BALKENT ESKİ ŞEHRİ YAŞATMAK PROJESİ (1993-2002)

YILMAZ SİMAV / Balıkesir Belediyesi eski Başkan Yrd.

 

Bu projenin alt yapısını oluşturan çeşitli yazılarım var. Gazetemizin 15 Haziran 1993 tarihli sayısında Kültür Kirliliği başlıklı yazımdan alıntı yapalım:

KÜLTÜR KİRLİLİĞİ

Kültür mirasımızı oluşturan anıt yapılarımızla sivil mimari örneği eserlerimizin bakım ve onarımlarının yapılmaması, koruma altına alınmayarak yitirilmesine göz yumulması, amacı dışında ya da yanlış kullanılması, aslına sadık kalınmayarak değişikliklere uğratılması, yanlış restore edilmesi gibi olgular Kültür Kirlenmesi sayılmaktadır. [Yıldırım Külliyesindeki, çeşmesindeki, Zağnos Paşa Camiindeki, anormallikler] Her ne kadar yazımızın başlığı Kültür Kirliliği ise de olan bitenleri göz önüne getirdiğimizde bütün bunlara Kültür Kaybı, kültür dağınıklığı, kültür savurganlığı da diyebiliriz.

Gazetemizin 2 Temmuz 1993 tarihli Tarihi Eserlerin Onarımı başlıklı yazımdan alıntı yapalım:

TARİHİ ESERLERİN ONARIMI

Tarihi eserlerin onarımında, yenilenmesinde, restore edilmesinde tutulan yol endişe vericidir.

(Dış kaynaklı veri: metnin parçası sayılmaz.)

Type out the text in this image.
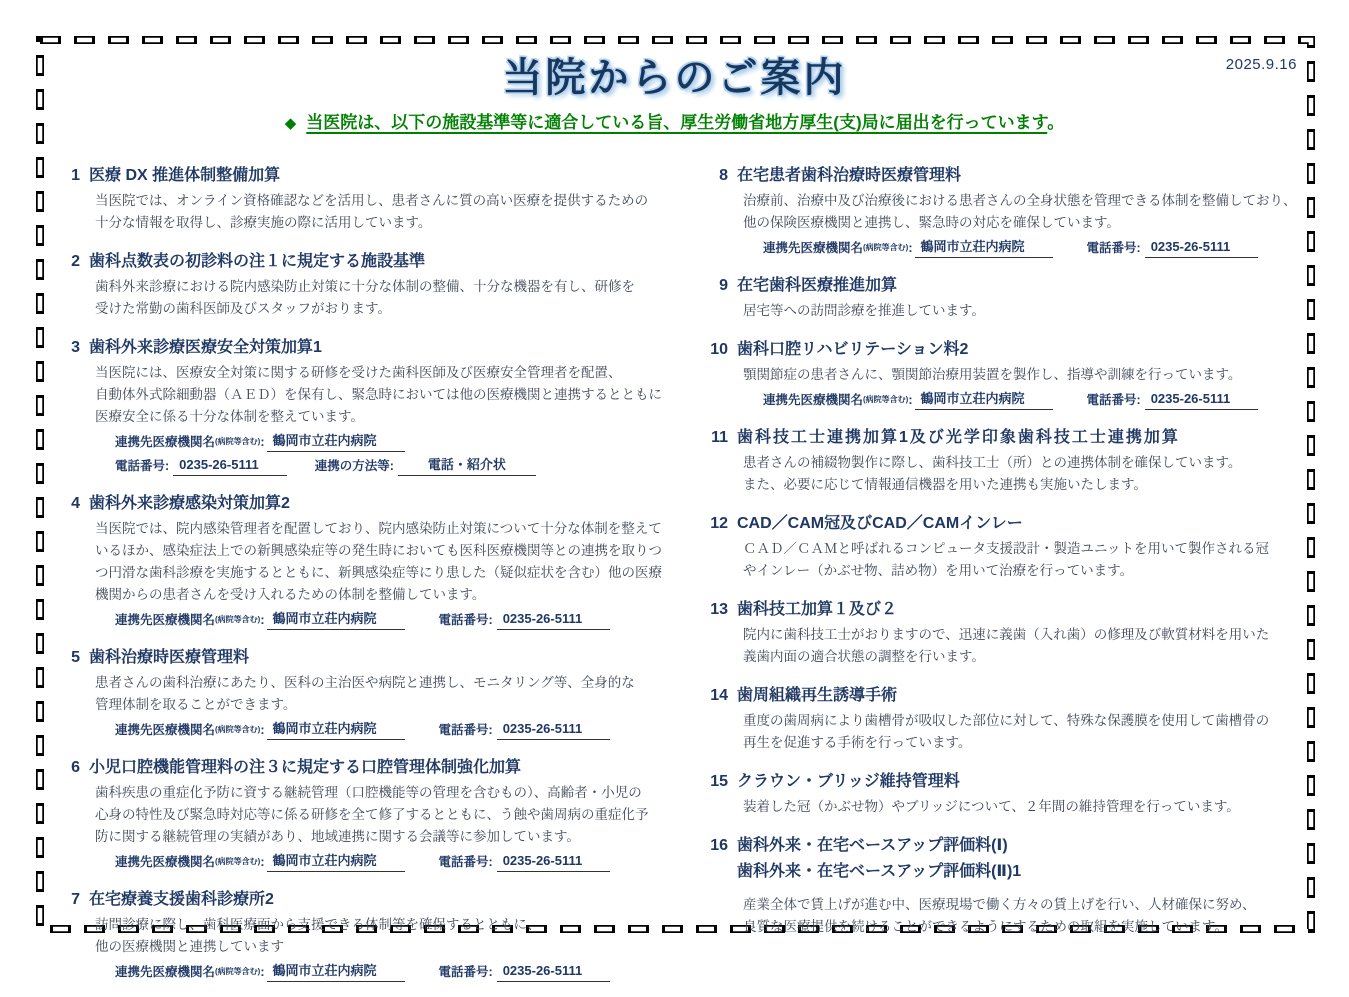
2025.9.16
当院からのご案内
◆ 当医院は、以下の施設基準等に適合している旨、厚生労働省地方厚生(支)局に届出を行っています。
1 医療 DX 推進体制整備加算
当医院では、オンライン資格確認などを活用し、患者さんに質の高い医療を提供するための
十分な情報を取得し、診療実施の際に活用しています。
2 歯科点数表の初診料の注１に規定する施設基準
歯科外来診療における院内感染防止対策に十分な体制の整備、十分な機器を有し、研修を
受けた常勤の歯科医師及びスタッフがおります。
3 歯科外来診療医療安全対策加算1
当医院には、医療安全対策に関する研修を受けた歯科医師及び医療安全管理者を配置、
自動体外式除細動器（ＡＥＤ）を保有し、緊急時においては他の医療機関と連携するとともに
医療安全に係る十分な体制を整えています。
連携先医療機関名 (病院等含む) : 鶴岡市立荘内病院
電話番号: 0235-26-5111	連携の方法等:	電話・紹介状
4 歯科外来診療感染対策加算2
当医院では、院内感染管理者を配置しており、院内感染防止対策について十分な体制を整えて
いるほか、感染症法上での新興感染症等の発生時においても医科医療機関等との連携を取りつ
つ円滑な歯科診療を実施するとともに、新興感染症等にり患した（疑似症状を含む）他の医療
機関からの患者さんを受け入れるための体制を整備しています。
連携先医療機関名 (病院等含む) : 鶴岡市立荘内病院	電話番号: 0235-26-5111
5 歯科治療時医療管理料
患者さんの歯科治療にあたり、医科の主治医や病院と連携し、モニタリング等、全身的な
管理体制を取ることができます。
連携先医療機関名 (病院等含む) : 鶴岡市立荘内病院	電話番号: 0235-26-5111
6 小児口腔機能管理料の注３に規定する口腔管理体制強化加算
歯科疾患の重症化予防に資する継続管理（口腔機能等の管理を含むもの）、高齢者・小児の
心身の特性及び緊急時対応等に係る研修を全て修了するとともに、う蝕や歯周病の重症化予
防に関する継続管理の実績があり、地域連携に関する会議等に参加しています。
連携先医療機関名 (病院等含む) : 鶴岡市立荘内病院	電話番号: 0235-26-5111
7 在宅療養支援歯科診療所2
訪問診療に際し、歯科医療面から支援できる体制等を確保するとともに、
他の医療機関と連携しています
連携先医療機関名 (病院等含む) : 鶴岡市立荘内病院	電話番号: 0235-26-5111
8 在宅患者歯科治療時医療管理料
治療前、治療中及び治療後における患者さんの全身状態を管理できる体制を整備しており、
他の保険医療機関と連携し、緊急時の対応を確保しています。
連携先医療機関名 (病院等含む) : 鶴岡市立荘内病院	電話番号: 0235-26-5111
9 在宅歯科医療推進加算
居宅等への訪問診療を推進しています。
10 歯科口腔リハビリテーション料2
顎関節症の患者さんに、顎関節治療用装置を製作し、指導や訓練を行っています。
連携先医療機関名 (病院等含む) : 鶴岡市立荘内病院	電話番号: 0235-26-5111
11 歯科技工士連携加算1及び光学印象歯科技工士連携加算
患者さんの補綴物製作に際し、歯科技工士（所）との連携体制を確保しています。
また、必要に応じて情報通信機器を用いた連携も実施いたします。
12 CAD／CAM冠及びCAD／CAMインレー
ＣＡＤ／ＣＡＭと呼ばれるコンピュータ支援設計・製造ユニットを用いて製作される冠
やインレー（かぶせ物、詰め物）を用いて治療を行っています。
13 歯科技工加算１及び２
院内に歯科技工士がおりますので、迅速に義歯（入れ歯）の修理及び軟質材料を用いた
義歯内面の適合状態の調整を行います。
14 歯周組織再生誘導手術
重度の歯周病により歯槽骨が吸収した部位に対して、特殊な保護膜を使用して歯槽骨の
再生を促進する手術を行っています。
15 クラウン・ブリッジ維持管理料
装着した冠（かぶせ物）やブリッジについて、２年間の維持管理を行っています。
16 歯科外来・在宅ベースアップ評価料(Ⅰ)
歯科外来・在宅ベースアップ評価料(Ⅱ)1
産業全体で賃上げが進む中、医療現場で働く方々の賃上げを行い、人材確保に努め、
良質な医療提供を続けることができるようにするための取組を実施しています。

Çağı uygulama, tarihi eseri kendisine yabancılaştıracak şekilde olup adeta eseri modernize etmektir. Onarımlarda, elverdiğince aslındaki malzemenin kullanılması esas olmalıdır. Kiremitler çok önemli oluyor, yapının eskiye ait olduğunu hemen ortaya koyuyor. [Tuğlaları da öyle. Karaoğlan’da Pazar alanındaki kubbeli çeşmenin orijinal tuğlaları pek haraptır. Ne durumdadır? Acil !]

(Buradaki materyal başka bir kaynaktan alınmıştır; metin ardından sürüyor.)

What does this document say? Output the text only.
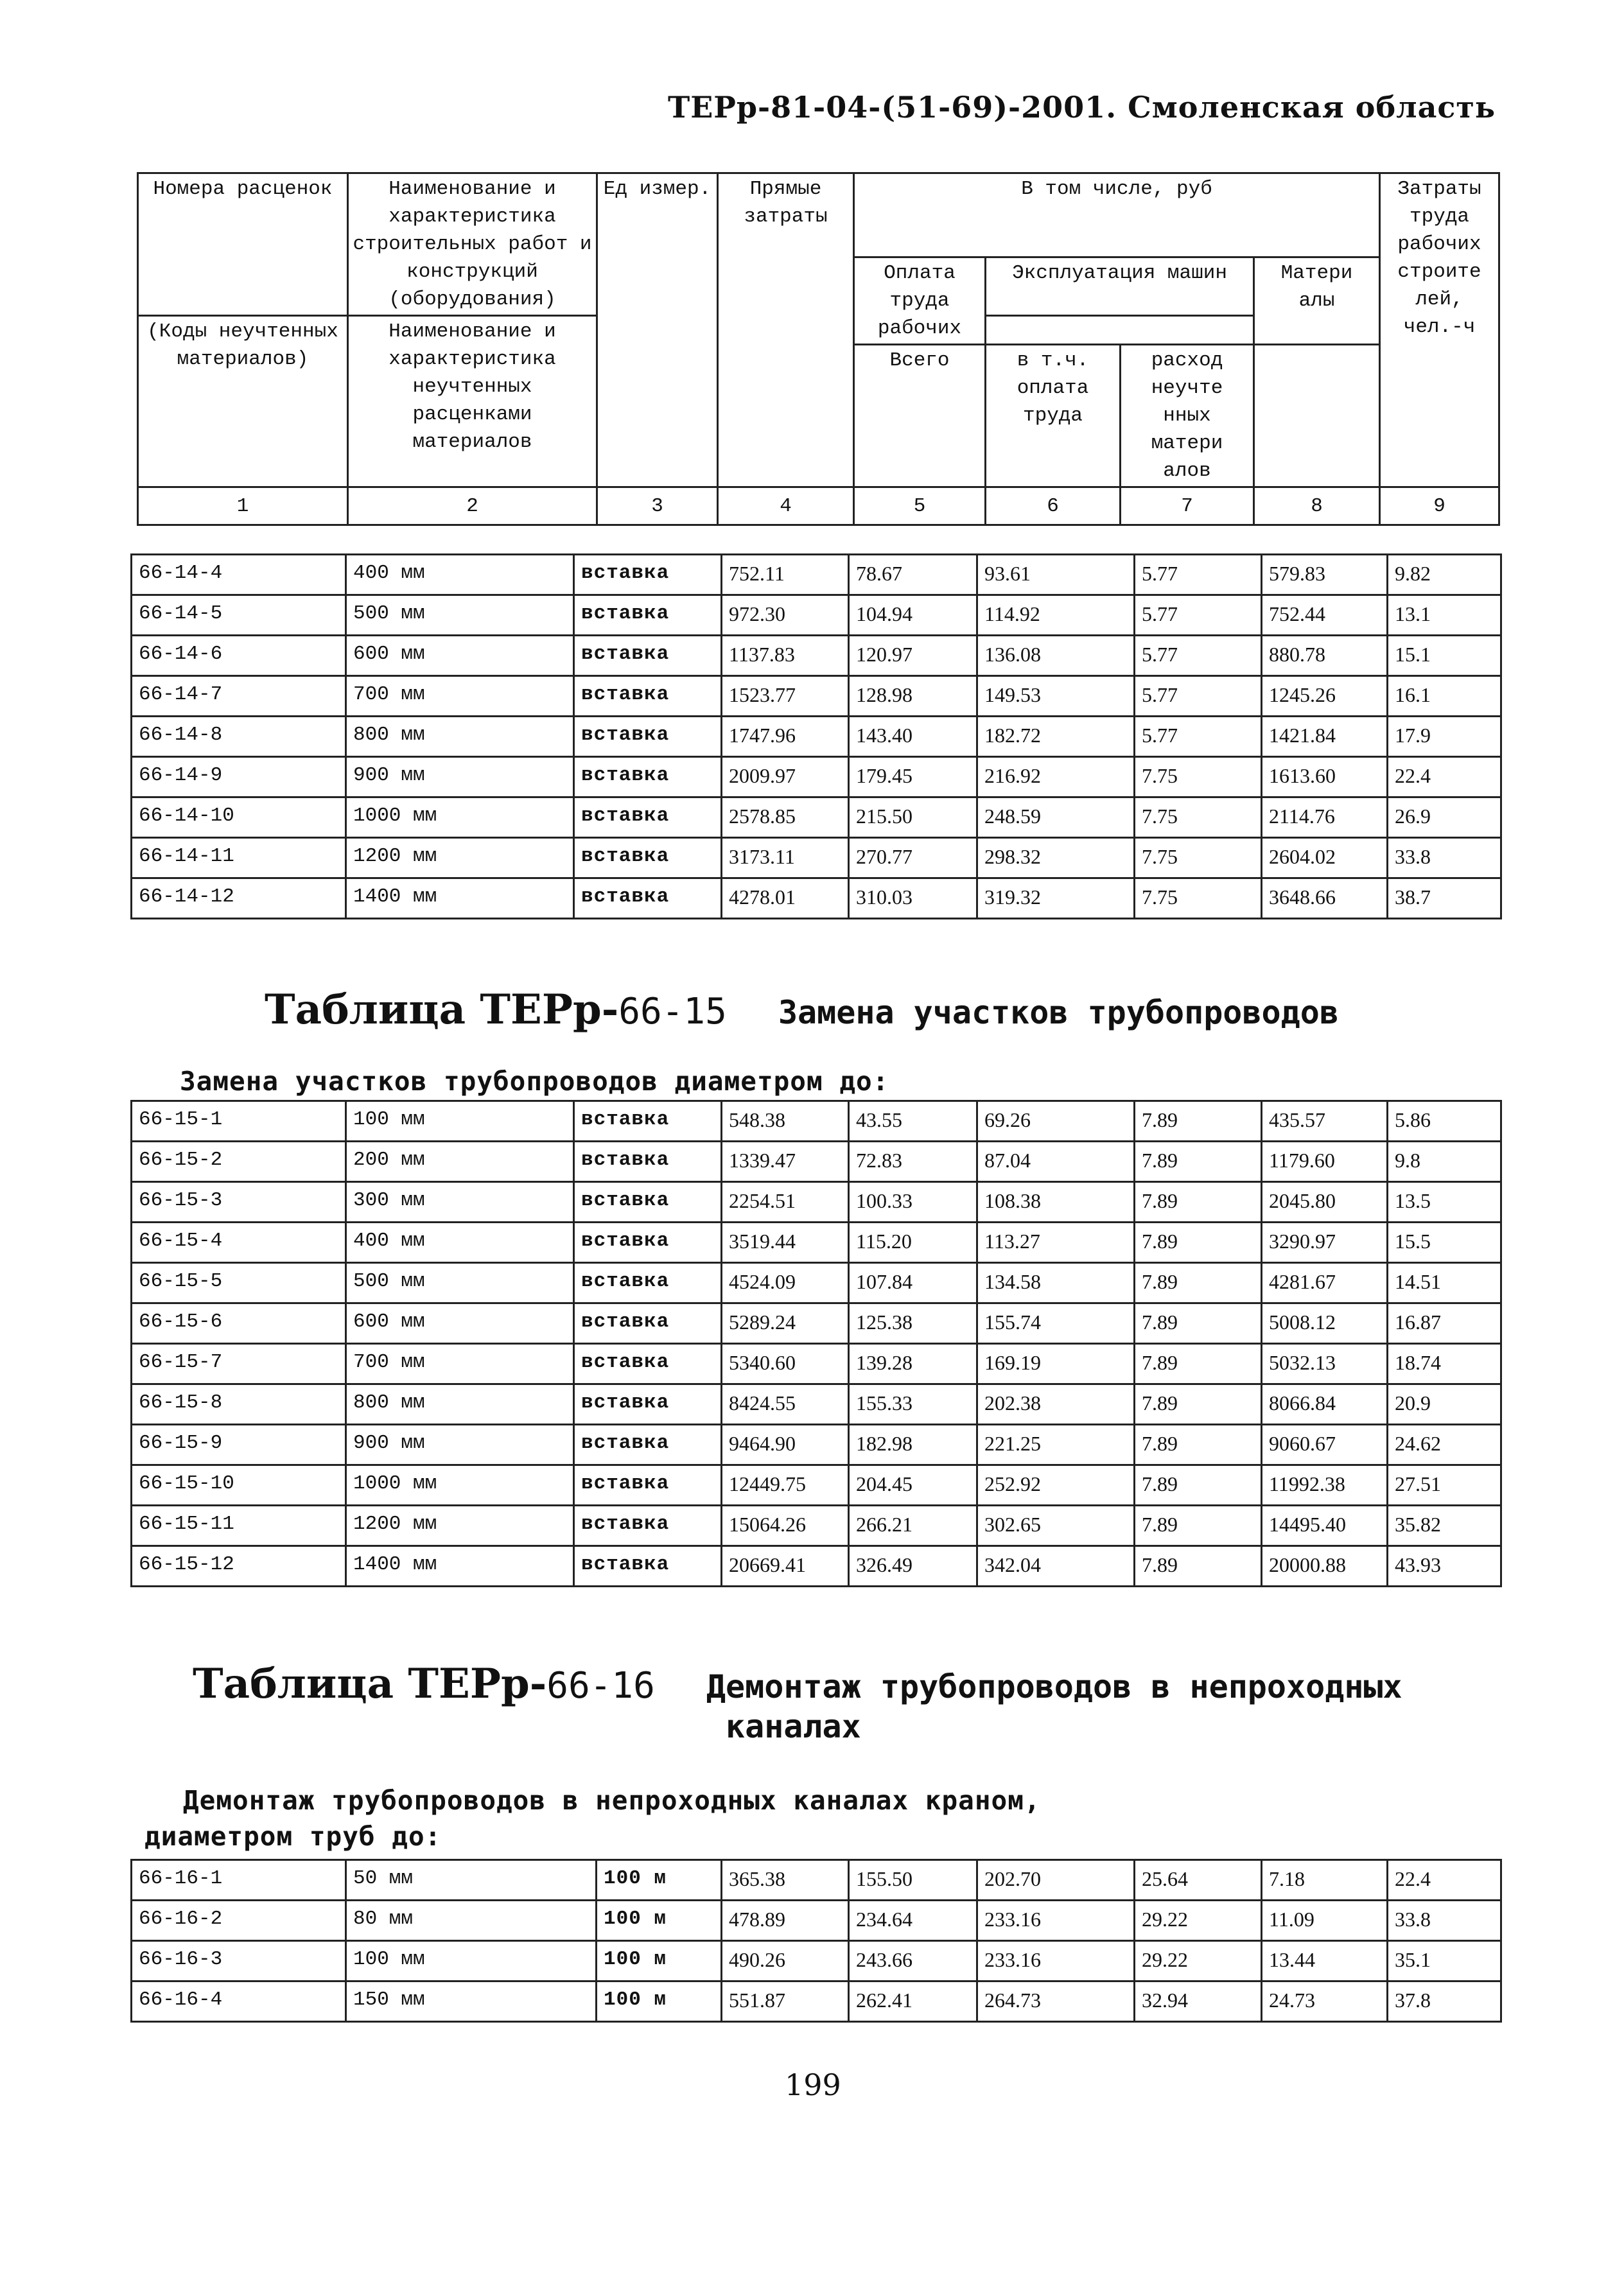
ТЕРр-81-04-(51-69)-2001. Смоленская область
Номера расценок	Наименование и характеристика строительных работ и конструкций (оборудования)	Ед измер.	Прямые затраты	В том числе, руб				Затраты труда рабочих строите лей, чел.-ч
				Оплата труда рабочих	Эксплуатация машин		Матери алы	
(Коды неучтенных материалов)	Наименование и характеристика неучтенных расценками материалов							
				Всего	в т.ч. оплата труда	расход неучте нных матери алов		
1	2	3	4	5	6	7	8	9
66-14-4	400 мм	вставка	752.11	78.67	93.61	5.77	579.83	9.82
66-14-5	500 мм	вставка	972.30	104.94	114.92	5.77	752.44	13.1
66-14-6	600 мм	вставка	1137.83	120.97	136.08	5.77	880.78	15.1
66-14-7	700 мм	вставка	1523.77	128.98	149.53	5.77	1245.26	16.1
66-14-8	800 мм	вставка	1747.96	143.40	182.72	5.77	1421.84	17.9
66-14-9	900 мм	вставка	2009.97	179.45	216.92	7.75	1613.60	22.4
66-14-10	1000 мм	вставка	2578.85	215.50	248.59	7.75	2114.76	26.9
66-14-11	1200 мм	вставка	3173.11	270.77	298.32	7.75	2604.02	33.8
66-14-12	1400 мм	вставка	4278.01	310.03	319.32	7.75	3648.66	38.7
Таблица ТЕРр-66-15 Замена участков трубопроводов
Замена участков трубопроводов диаметром до:
66-15-1	100 мм	вставка	548.38	43.55	69.26	7.89	435.57	5.86
66-15-2	200 мм	вставка	1339.47	72.83	87.04	7.89	1179.60	9.8
66-15-3	300 мм	вставка	2254.51	100.33	108.38	7.89	2045.80	13.5
66-15-4	400 мм	вставка	3519.44	115.20	113.27	7.89	3290.97	15.5
66-15-5	500 мм	вставка	4524.09	107.84	134.58	7.89	4281.67	14.51
66-15-6	600 мм	вставка	5289.24	125.38	155.74	7.89	5008.12	16.87
66-15-7	700 мм	вставка	5340.60	139.28	169.19	7.89	5032.13	18.74
66-15-8	800 мм	вставка	8424.55	155.33	202.38	7.89	8066.84	20.9
66-15-9	900 мм	вставка	9464.90	182.98	221.25	7.89	9060.67	24.62
66-15-10	1000 мм	вставка	12449.75	204.45	252.92	7.89	11992.38	27.51
66-15-11	1200 мм	вставка	15064.26	266.21	302.65	7.89	14495.40	35.82
66-15-12	1400 мм	вставка	20669.41	326.49	342.04	7.89	20000.88	43.93
Таблица ТЕРр-66-16 Демонтаж трубопроводов в непроходных
каналах
Демонтаж трубопроводов в непроходных каналах краном,
диаметром труб до:
66-16-1	50 мм	100 м	365.38	155.50	202.70	25.64	7.18	22.4
66-16-2	80 мм	100 м	478.89	234.64	233.16	29.22	11.09	33.8
66-16-3	100 мм	100 м	490.26	243.66	233.16	29.22	13.44	35.1
66-16-4	150 мм	100 м	551.87	262.41	264.73	32.94	24.73	37.8
199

Keza 24 Aralık 1993 tarihli Eski Kentten Bir Parça Saklamak başlıklı yazımdan alıntı yapalım:

ESKİ KENTTEN BİR PARÇA SAKLAMAK

Eski şehir göreceli olarak gittikçe küçülüyor. Yarınlarda, eski şehir nasıldı, ne gibi özellikleri vardı Balıkesir’in diye merak edecek, torunlarımıza ve gezginlere ESKİ KENTTEN hiç değilse BİR PARÇA BIRAKMAMIZ gerekmez mi? Gerçekten bu tür yapıları bünyesinde barındıran mahalleler giderek yenileniyor. Tarihi yapıların tespitini sadece SİT uygulamalarına bırakmamak, kent olarak özel çalışmalar yapmak zorundayız. Gösterebileceğimiz belli bir bölge ve sokak kalmayacaktır elimizde. Oysa SİT uygulamaları çerçevesinde BİR  MINTIKA veya SOKAĞIN olduğu gibi KORUNMASI gerekirdi. KARAKTERİ BOZULMAMIŞ SOKAKLAR UYGULAMASI olarak OLMADI. Şimdi bizim kent olarak gerekiyor. ÖRNEĞİN KARAOĞLAN’DA çarşıdan girişte İĞNECİ SOKAK Karaoğlan Camii eğrisinden PAZARTESİ PAZARI-SALIKAVDAN SOKAK İLE ÇEVRİLİ ALAN stratejik bir alandır. Pazar meydanından güneye doğru Ulus sokağa [Fotoğraf Müzesi sokağı] dolanan çizgi içindeki bölüm genişletilebilir. ÇATAL SOKAK da [Paşa Hamamı karşısı] uygundur. Yapı sahiplerine de kolaylık gösterilmelidir. YEKER Kİ, eski kentten biir parça saklamak için KARARLILIĞIMIZ olsun.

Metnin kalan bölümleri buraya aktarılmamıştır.